Monday, August 20, 2012

Transfer

     A cop? Me, a cop? And a military one to boot. What were they thinking of? Nah, it simply had to be another case of FUBAR. And I didn't even know what that was at the time. I mean, I'd seen it in action many a time. But I sure didn't believe it could happen to me. And turn out to be a good thing at the same time.
     So I gathered up my things and got a ride to another barracks where the Army was gonna turn me into an MP. The things I had with me had ballooned to two duffle bags. One of the guys in my squad had been transferred from grunt to chief underwear dispenser. Somehow the two of us became friends. Don't think we had a thing in common except he was a bullshitter of the first order and I always had a thing for BSers. Most of what they had to say was kinda true, at least in their own minds it was true, then was made more fun by stretchin' it out here and there. But, fun to listen to? You bet. Cars, women, petty crime, all good stuff to pass the time.
     Couple of days before Bravo set off for the world he asked me if I wanted any uniforms or boots. Couldn't think of a single use for any of it. Also couldn't think of a single reason to say no. So there I was, on my first jeep ride in Vietnam, travelin' off to the other side of Dong Tam with a new duffle, eight new sets of jungle fatigues and six new pairs of boots. Coulda started my own army.

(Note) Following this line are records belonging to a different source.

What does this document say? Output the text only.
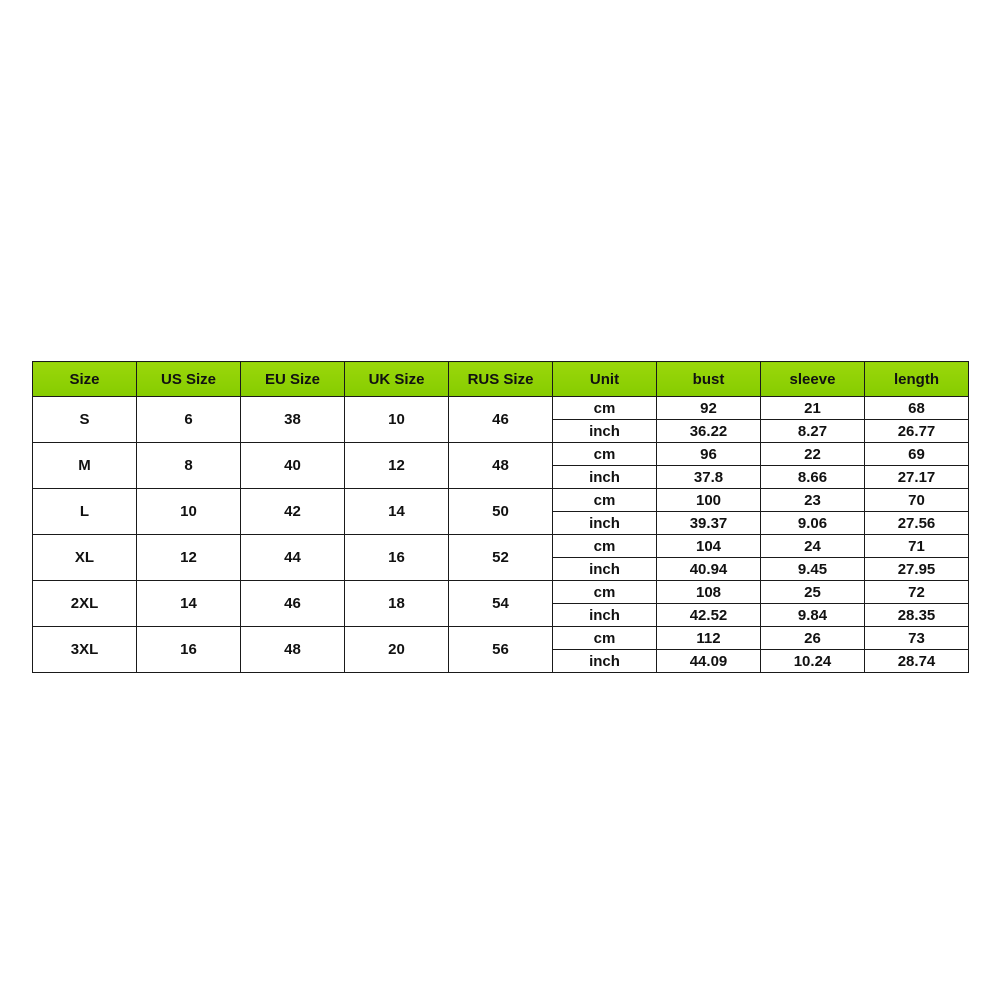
Size	US Size	EU Size	UK Size	RUS Size	Unit	bust	sleeve	length
S	6	38	10	46	cm	92	21	68
					inch	36.22	8.27	26.77
M	8	40	12	48	cm	96	22	69
					inch	37.8	8.66	27.17
L	10	42	14	50	cm	100	23	70
					inch	39.37	9.06	27.56
XL	12	44	16	52	cm	104	24	71
					inch	40.94	9.45	27.95
2XL	14	46	18	54	cm	108	25	72
					inch	42.52	9.84	28.35
3XL	16	48	20	56	cm	112	26	73
					inch	44.09	10.24	28.74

Or black market.
     Becomin' an MP didn't quite set right with me. Bein' a grunt really sucked but at least you knew you were at the bottom of the heap. There's honor down in the cesspool. All that trickle down trickle downin' its way all the way from the White House. But the MPs, they had a well earned reputation. Screwin' with grunts just 'cause they didn't have their IDs on them. Pushin' VCs out of helicopters for the fun of it. 'Spose there were a coupla good ones but I doubted it. But if it got me out of Vietnam, so be it.
     The man in charge turned out to be Sergeant First Class Davy Heath. Heath was an immense black man. Not fat, just big. Big like he worked out with weights every day. And, lordy, lordy, I hate to say it, he was an honorable man. First and only lifer I'd have called a career soldier, even if he was a cop.
     His introduction to us rag-tag, ill suited bunch went something like this:

     "Morning. I'm gonna cut this short and sweet. I've got one week to turn you men into MPs. And that ain't easy. Not impossible because we're all going to work our butts off, but not easy. You're going to have four hours of class a day, an hour of PT and three hours to get your gear and selves in order. You're going to look, act and pull shifts as MPs at the end of the week.
     There's no doubt you'll run into trouble when you're finally on the street pulling duty. When you do I'll back you up one hundred percent. Anybody who's gotta problem with the way you handled yourself has to come through me first. And they ain't gettin' through. However, when the smoke clears and it's just the two of us, you'll answer to me and my justice. Understood?"

     I could live with that. Didn't know what his sense of justice was and had no intention of ever finding out. Strangely enough. the two of us hit it off from the get-go. Don't know why. Maybe 'cause we could sense things in each other that made us to feel at home. Some people just feel right.
     Seemed like half the troops in the MP company had been pulled out of Bravo Company. Weasel, Papa-san, Pineapple, Lunsford and the guy who was always listening to Jackie Wilson. Like old home week. Had I been paying attention I'd have realized half that makeshift MP Company was activated National Guardsmen. During the war both Ohio and Hawaii had been activated. Bad luck for those NGs. Odd men in an odd group of men. Put together on paper so all the holes in the new Division could be filled. Then torn apart to form another Division. More on that later.